Dória vinha sendo pressionado a desistir da candidatura. Partidos da terceira via queriam sua saída e o ex-governador defendiaque ninguém tinha “o direito de desmerecer, desqualificar e não atender o anseio daqueles que fazem o nosso partido”. No entanto, o entendimento mudou.

Os presidentes de PSDB, MDB e Cidadania deram aval ao nome da senadora Simone Tebet (MDB-MS) como candidata única desses partidos na chamada terceira via. A indicação, no entanto, ainda precisava ser referendada pelas executivas nacionais das legendas e Dória resistia na pré-candidatura. Hoje, porém, confirmou a desistência.

Depois de passar a limpo sua vida na iniciativa privada e expor o trabalho que realizou na Prefeitura de São Paulo e no Governo Paulista, o tucano confirmou a retirada da pré-candidatura.

“Hoje, neste 23 de maio, serenamente, entendo que não sou o nome da cúpula do PSDB. Aceito essa realidade com a cabeça erguida. Me retiro da disputa com o coração ferido, mas a alma leve. Seguirei como observador sereno do meu país sempre com disposição para lutar a guerra que eu for chamado, seja na iniciativa privada ou na pública.

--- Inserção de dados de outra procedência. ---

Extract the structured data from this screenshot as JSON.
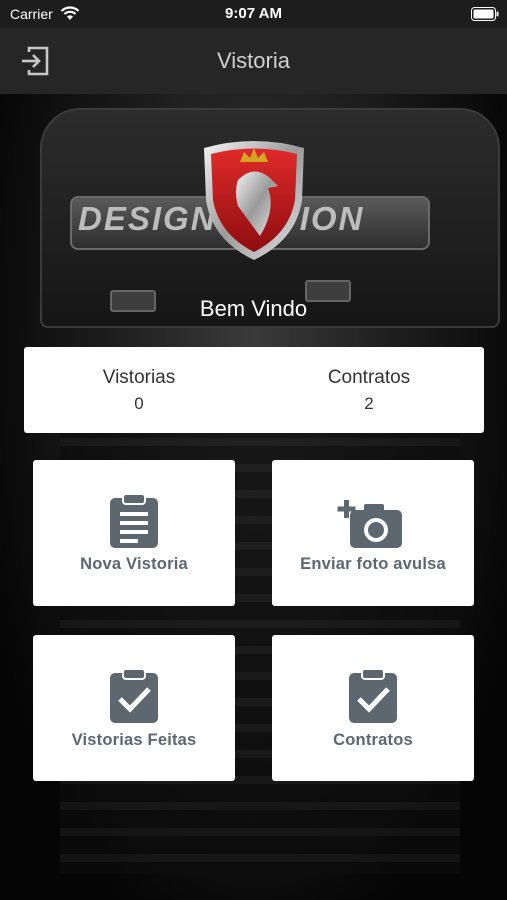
{
  "status_bar": {
    "carrier": "Carrier",
    "time": "9:07 AM"
  },
  "nav": {
    "title": "Vistoria",
    "left_icon": "logout-icon"
  },
  "hero": {
    "brand_text": "DESIGNEDITION",
    "welcome": "Bem Vindo"
  },
  "stats": [
    {
      "label": "Vistorias",
      "value": "0"
    },
    {
      "label": "Contratos",
      "value": "2"
    }
  ],
  "tiles": [
    {
      "label": "Nova Vistoria",
      "icon": "clipboard-list-icon"
    },
    {
      "label": "Enviar foto avulsa",
      "icon": "camera-plus-icon"
    },
    {
      "label": "Vistorias Feitas",
      "icon": "clipboard-check-icon"
    },
    {
      "label": "Contratos",
      "icon": "clipboard-check-icon"
    }
  ],
  "colors": {
    "icon": "#5c6770",
    "nav_bg": "#262626",
    "status_bg": "#1d1d1d",
    "shield_red": "#c8161d"
  }
}
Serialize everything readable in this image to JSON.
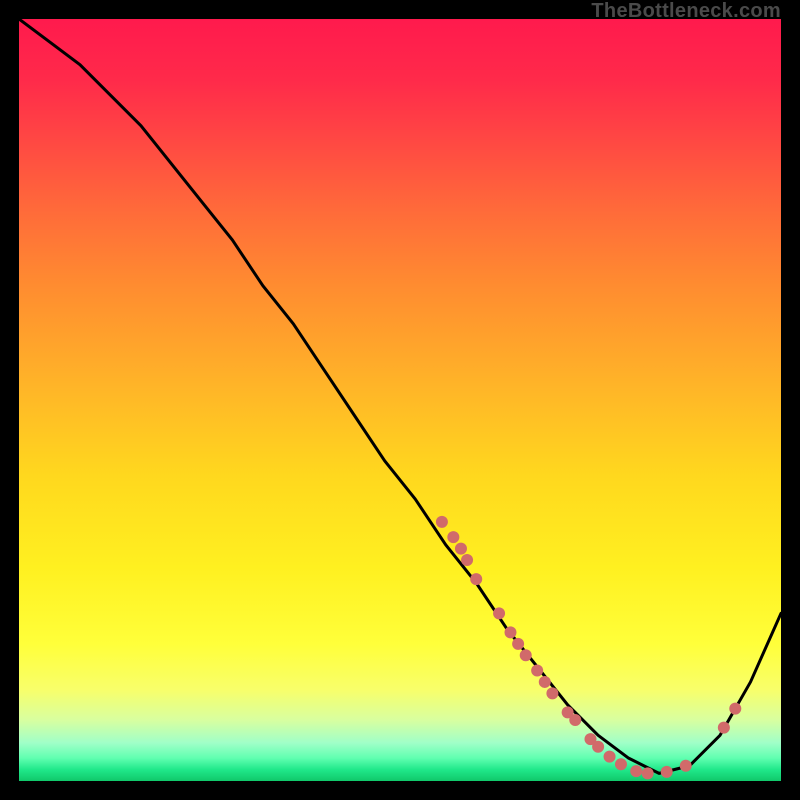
{
  "watermark": "TheBottleneck.com",
  "chart_data": {
    "type": "line",
    "title": "",
    "xlabel": "",
    "ylabel": "",
    "xlim": [
      0,
      100
    ],
    "ylim": [
      0,
      100
    ],
    "grid": false,
    "series": [
      {
        "name": "bottleneck-curve",
        "x": [
          0,
          4,
          8,
          12,
          16,
          20,
          24,
          28,
          32,
          36,
          40,
          44,
          48,
          52,
          56,
          60,
          64,
          68,
          72,
          76,
          80,
          84,
          88,
          92,
          96,
          100
        ],
        "y": [
          100,
          97,
          94,
          90,
          86,
          81,
          76,
          71,
          65,
          60,
          54,
          48,
          42,
          37,
          31,
          26,
          20,
          15,
          10,
          6,
          3,
          1,
          2,
          6,
          13,
          22
        ],
        "color": "#000000",
        "stroke_width": 3
      }
    ],
    "scatter_points": {
      "name": "markers",
      "color": "#d16a6a",
      "radius": 6,
      "points": [
        {
          "x": 55.5,
          "y": 34
        },
        {
          "x": 57.0,
          "y": 32
        },
        {
          "x": 58.0,
          "y": 30.5
        },
        {
          "x": 58.8,
          "y": 29
        },
        {
          "x": 60.0,
          "y": 26.5
        },
        {
          "x": 63.0,
          "y": 22
        },
        {
          "x": 64.5,
          "y": 19.5
        },
        {
          "x": 65.5,
          "y": 18
        },
        {
          "x": 66.5,
          "y": 16.5
        },
        {
          "x": 68.0,
          "y": 14.5
        },
        {
          "x": 69.0,
          "y": 13
        },
        {
          "x": 70.0,
          "y": 11.5
        },
        {
          "x": 72.0,
          "y": 9
        },
        {
          "x": 73.0,
          "y": 8
        },
        {
          "x": 75.0,
          "y": 5.5
        },
        {
          "x": 76.0,
          "y": 4.5
        },
        {
          "x": 77.5,
          "y": 3.2
        },
        {
          "x": 79.0,
          "y": 2.2
        },
        {
          "x": 81.0,
          "y": 1.3
        },
        {
          "x": 82.5,
          "y": 1.0
        },
        {
          "x": 85.0,
          "y": 1.2
        },
        {
          "x": 87.5,
          "y": 2.0
        },
        {
          "x": 92.5,
          "y": 7.0
        },
        {
          "x": 94.0,
          "y": 9.5
        }
      ]
    },
    "background_gradient": {
      "stops": [
        {
          "pos": 0,
          "color": "#ff1a4d"
        },
        {
          "pos": 50,
          "color": "#ffd020"
        },
        {
          "pos": 85,
          "color": "#ffff50"
        },
        {
          "pos": 100,
          "color": "#10c86a"
        }
      ]
    }
  }
}
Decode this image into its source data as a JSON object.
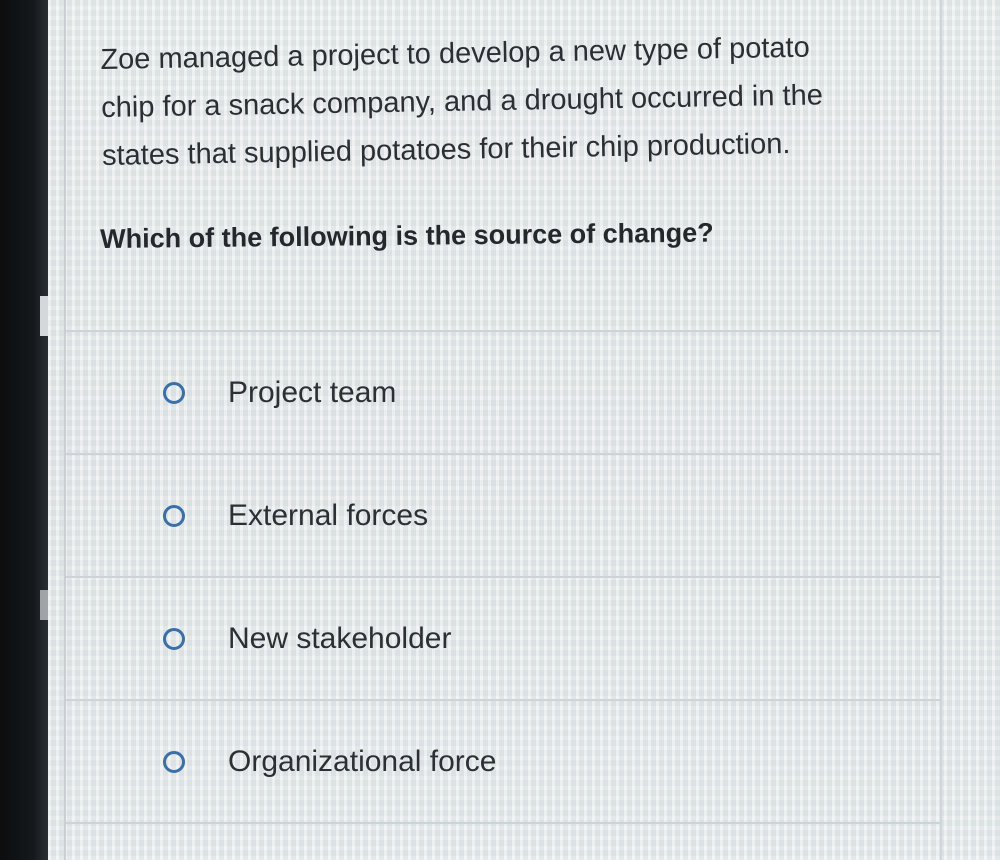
{
  "question": {
    "lines": [
      "Zoe managed a project to develop a new type of potato",
      "chip for a snack company, and a drought occurred in the",
      "states that supplied potatoes for their chip production."
    ],
    "prompt": "Which of the following is the source of change?"
  },
  "options": [
    {
      "label": "Project team",
      "icon": "radio-unselected-icon"
    },
    {
      "label": "External forces",
      "icon": "radio-unselected-icon"
    },
    {
      "label": "New stakeholder",
      "icon": "radio-unselected-icon"
    },
    {
      "label": "Organizational force",
      "icon": "radio-unselected-icon"
    }
  ],
  "colors": {
    "radio_border": "#3a6fa8",
    "text": "#2c3034",
    "divider": "#cdd3d6"
  }
}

Até breve”, disse Dória.

Tebet

A escolha de Simone Tebet para representar a chamada terceira via na eleição presidencial não se explica pela principal informação revelada nas pesquisas de intenção de voto. Com apenas 2% da preferência, a senadora empata, dentro da margem de erro, com o ex-governador João Doria, que chegou a 4% no mais recente levantamento do Ipespe. Em vez da intenção de voto, a resposta que lhe favorece é outra: a rejeição mais baixa. Segundo o instituto, 37% não votariam de jeito nenhum em Simone. Já em relação ao tucano, esse porcentual sobe para 53%.

Mas não é só. Há ao menos mais dois fatores que beneficiam Simone na disputa direta com Doria. O primeiro diz respeito à obrigatoriedade de partidos investirem ao menos 30% dos recursos dos fundos partidário e eleitoral em candidaturas femininas. Com uma mulher disputando a Presidência, o MDB já dará um passo importante no cumprimento da cota, uma vez que campanhas presidenciais devem ter um teto de aproximadamente R$ 70 milhões só no primeiro turno – o partido receberá acima de R$ 417 milhões.

O segundo fator adicional às pesquisas diz respeito ao apoio interno conquistado ao longo dos últimos meses. Diferentemente de Doria, a senadora tem seu nome defendido pelo presidente nacional da sigla, deputado Baleia Rossi (SP), e conta com a aprovação declarada de 20 dos 27 diretórios estaduais. Essa maioria deve lhe assegurar uma posição confortável na convenção do partido, que costuma ser acirrada.